Pani Agnieszka zwróciła się do prof. Chazana o przeprowadzenie aborcji uszkodzonego płodu - dziecko miało wodogłowie, było pozbawione części kości twarzoczaszki, a jego mózg się nie rozwijał. Prof. Bogdan Chazan odmówił przeprowadzenia zabiegu usunięcia ciąży, powołując się na klauzulę sumienia. Nie poinformował również pacjentki o innej placówce, w której mogłaby dokonać aborcji. W efekcie kobieta urodziła dziecko 30 czerwca. 9 lipca zmarło.
W mediach przetoczyła się dyskusja dotycząca aborcji, ochrony życia i klauzuli sumienia. Pacjentka prof. Chazana wcześniej nie rozmawiała z dziennikarzami. Wraz z mężem udzielili wywiadu tygodnikowi "Wprost". Pani Agnieszka opowiedziała o kulisach wizyty w szpitalu św.
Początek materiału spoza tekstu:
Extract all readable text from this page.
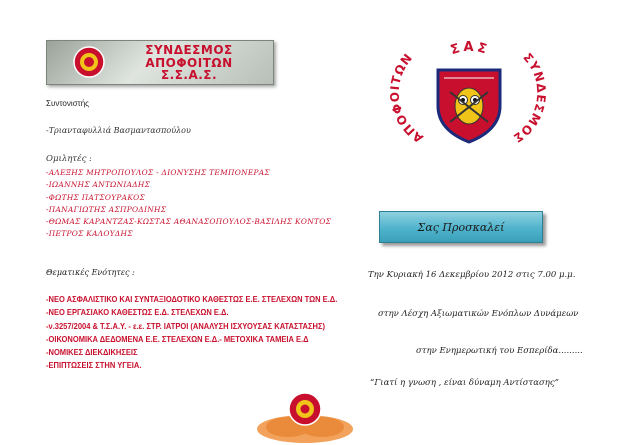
ΣΥΝΔΕΣΜΟΣ
ΑΠΟΦΟΙΤΩΝ
Σ.Σ.Α.Σ.
Συντονιστής
-Τριανταφυλλιά Βασμαντασπούλου
Ομιλητές :
-ΑΛΕΞΗΣ ΜΗΤΡΟΠΟΥΛΟΣ - ΔΙΟΝΥΣΗΣ ΤΕΜΠΟΝΕΡΑΣ
-ΙΩΑΝΝΗΣ ΑΝΤΩΝΙΑΔΗΣ
-ΦΩΤΗΣ ΠΑΤΣΟΥΡΑΚΟΣ
-ΠΑΝΑΓΙΩΤΗΣ ΑΣΠΡΟΔΙΝΗΣ
-ΘΩΜΑΣ ΚΑΡΑΝΤΖΑΣ-ΚΩΣΤΑΣ ΑΘΑΝΑΣΟΠΟΥΛΟΣ-ΒΑΣΙΛΗΣ ΚΟΝΤΟΣ
-ΠΕΤΡΟΣ ΚΑΛΟΥΔΗΣ
Θεματικές Ενότητες :
-ΝΕΟ ΑΣΦΑΛΙΣΤΙΚΟ ΚΑΙ ΣΥΝΤΑΞΙΟΔΟΤΙΚΟ ΚΑΘΕΣΤΩΣ Ε.Ε. ΣΤΕΛΕΧΩΝ ΤΩΝ Ε.Δ.
-ΝΕΟ ΕΡΓΑΣΙΑΚΟ ΚΑΘΕΣΤΩΣ Ε.Δ. ΣΤΕΛΕΧΩΝ Ε.Δ.
-ν.3257/2004 & Τ.Σ.Α.Υ. - ε.ε. ΣΤΡ. ΙΑΤΡΟΙ (ΑΝΑΛΥΣΗ ΙΣΧΥΟΥΣΑΣ ΚΑΤΑΣΤΑΣΗΣ)
-ΟΙΚΟΝΟΜΙΚΑ ΔΕΔΟΜΕΝΑ Ε.Ε. ΣΤΕΛΕΧΩΝ Ε.Δ.- ΜΕΤΟΧΙΚΑ ΤΑΜΕΙΑ Ε.Δ
-ΝΟΜΙΚΕΣ ΔΙΕΚΔΙΚΗΣΕΙΣ
-ΕΠΙΠΤΩΣΕΙΣ ΣΤΗΝ ΥΓΕΙΑ.
ΣΑΣ
ΑΠΟΦΟΙΤΩΝ	ΣΥΝΔΕΣΜΟΣ
Σας Προσκαλεί
Την Κυριακή 16 Δεκεμβρίου 2012 στις 7.00 μ.μ.
στην Λέσχη Αξιωματικών Ενόπλων Δυνάμεων
στην Ενημερωτική του Εσπερίδα.........
“Γιατί η γνωση , είναι δύναμη Αντίστασης”
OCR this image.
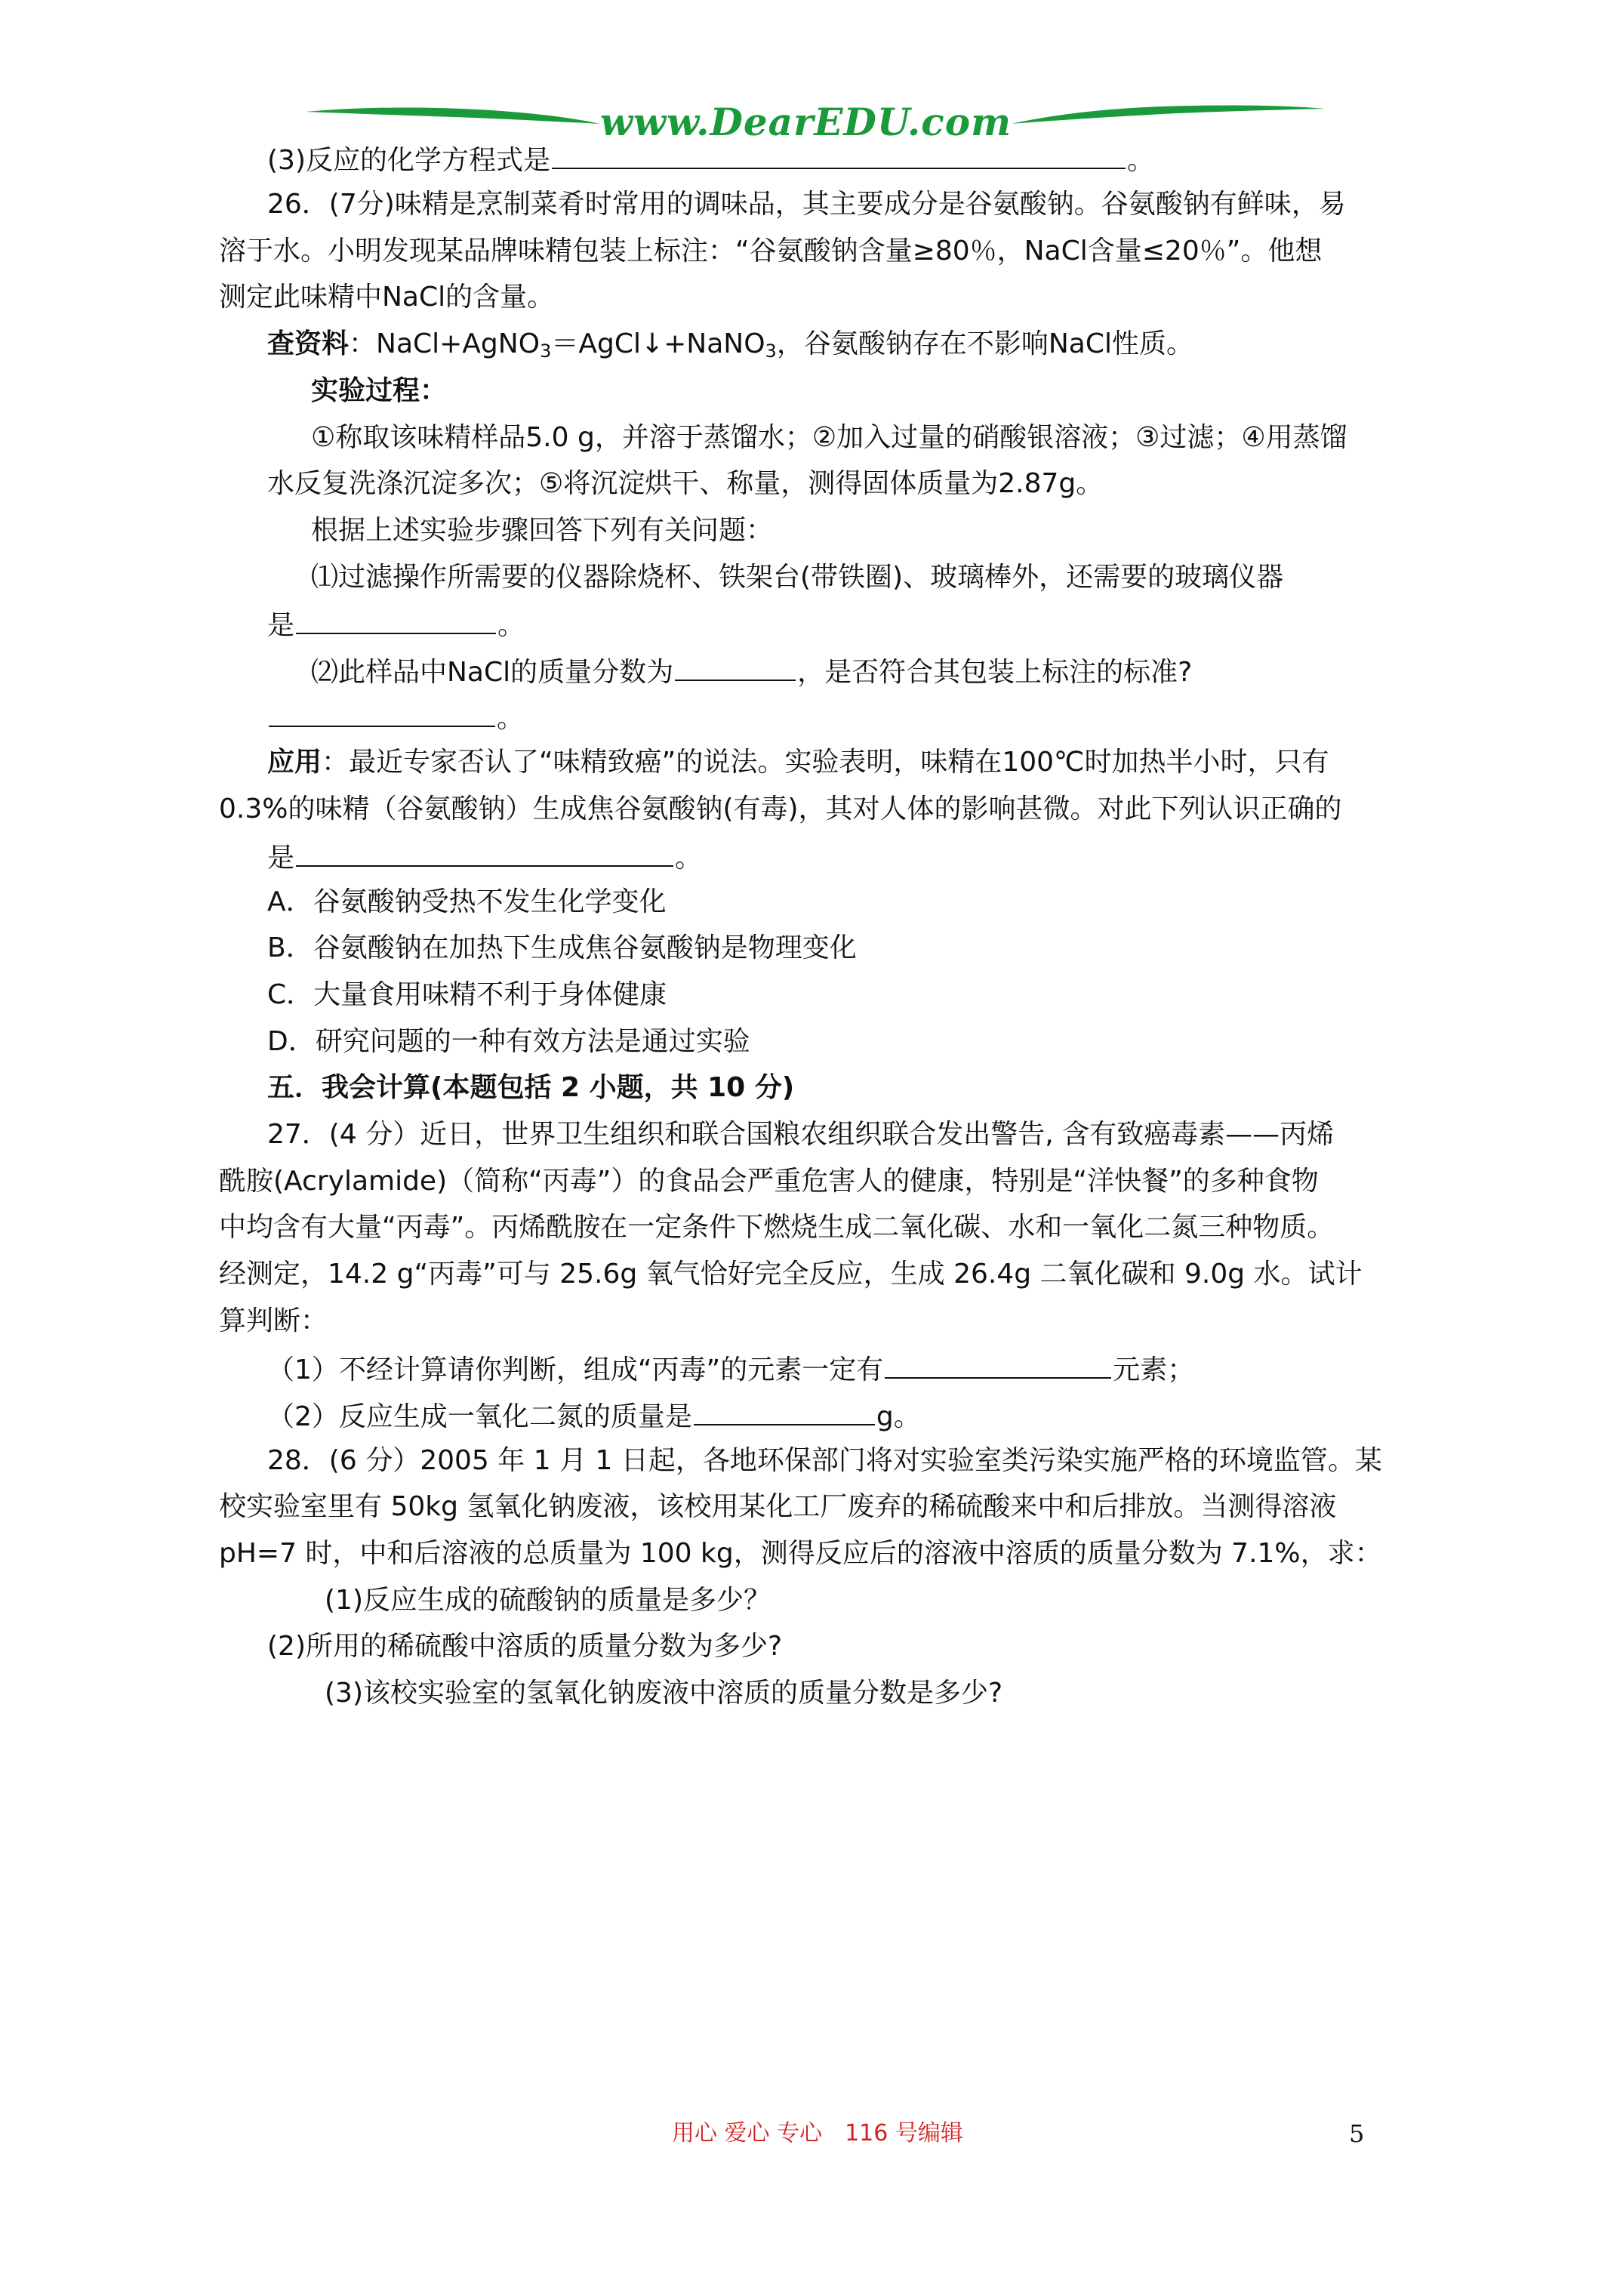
www.DearEDU.com
(3)反应的化学方程式是	。
26．(7分)味精是烹制菜肴时常用的调味品，其主要成分是谷氨酸钠。谷氨酸钠有鲜味，易
溶于水。小明发现某品牌味精包装上标注：“谷氨酸钠含量≥80％，NaCl含量≤20％”。他想
测定此味精中NaCl的含量。
查资料：NaCl+AgNO$_3$＝AgCl↓+NaNO$_3$，谷氨酸钠存在不影响NaCl性质。
实验过程：
①称取该味精样品5.0 g，并溶于蒸馏水；②加入过量的硝酸银溶液；③过滤；④用蒸馏
水反复洗涤沉淀多次；⑤将沉淀烘干、称量，测得固体质量为2.87g。
根据上述实验步骤回答下列有关问题：
⑴过滤操作所需要的仪器除烧杯、铁架台(带铁圈)、玻璃棒外，还需要的玻璃仪器
是	。
⑵此样品中NaCl的质量分数为	，是否符合其包装上标注的标准?
。
应用：最近专家否认了“味精致癌”的说法。实验表明，味精在100℃时加热半小时，只有
0.3%的味精（谷氨酸钠）生成焦谷氨酸钠(有毒)，其对人体的影响甚微。对此下列认识正确的
是	。
A．谷氨酸钠受热不发生化学变化
B．谷氨酸钠在加热下生成焦谷氨酸钠是物理变化
C．大量食用味精不利于身体健康
D．研究问题的一种有效方法是通过实验
五．我会计算(本题包括 2 小题，共 10 分)
27．(4 分）近日，世界卫生组织和联合国粮农组织联合发出警告, 含有致癌毒素——丙烯
酰胺(Acrylamide)（简称“丙毒”）的食品会严重危害人的健康，特别是“洋快餐”的多种食物
中均含有大量“丙毒”。丙烯酰胺在一定条件下燃烧生成二氧化碳、水和一氧化二氮三种物质。
经测定，14.2 g“丙毒”可与 25.6g 氧气恰好完全反应，生成 26.4g 二氧化碳和 9.0g 水。试计
算判断：
（1）不经计算请你判断，组成“丙毒”的元素一定有	元素；
（2）反应生成一氧化二氮的质量是	g。
28．(6 分）2005 年 1 月 1 日起，各地环保部门将对实验室类污染实施严格的环境监管。某
校实验室里有 50kg 氢氧化钠废液，该校用某化工厂废弃的稀硫酸来中和后排放。当测得溶液
pH=7 时，中和后溶液的总质量为 100 kg，测得反应后的溶液中溶质的质量分数为 7.1%，求：
(1)反应生成的硫酸钠的质量是多少？
(2)所用的稀硫酸中溶质的质量分数为多少?
(3)该校实验室的氢氧化钠废液中溶质的质量分数是多少?
用心 爱心 专心　116 号编辑	5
Rodziny - o tym, jak prof. Chazan z nią rozmawiał, jakiego rodzaju pomoc jej zaoferował po odmówieniu przeprowadzenia zabiegu usunięcia ciąży.
W rozmowie z "Wprost" pani Agnieszka i pan Jacek powiedzieli, że ze sprawą wystąpili do prokuratury. "Rozmawialiśmy z panią prokurator o bezpośrednim narażeniu na utratę życia lub zdrowia" - powiedział mąż pani Agnieszki.
Para przyznała również, że chce odwołać się od raportu urzędu miasta po kontroli w szpitalu św. Rodziny. Jak powiedział pan Jacek, w raporcie jest napisane, że para miała możliwość odwołania się od decyzji prof. Chazana.
"To są jakieś bzdury, bo my tak naprawdę nie dostaliśmy żadnej decyzji. Dokument od prof. Chazana był wystawiony po czasie, w 25. tygodniu ciąży. Teraz wiemy, że prawnie powinno wyglądać to tak: po 27 marca, po stwierdzeniu wad u naszego dziecka, dr Gawlak powinien nam wystawić zaświadczenie o spełnieniu warunków do rozwiązania ciąży" - stwierdził mąż pani Agnieszki i dodał, że podobne zaświadczenie powinien był wystawić Instytut Matki i Dziecka.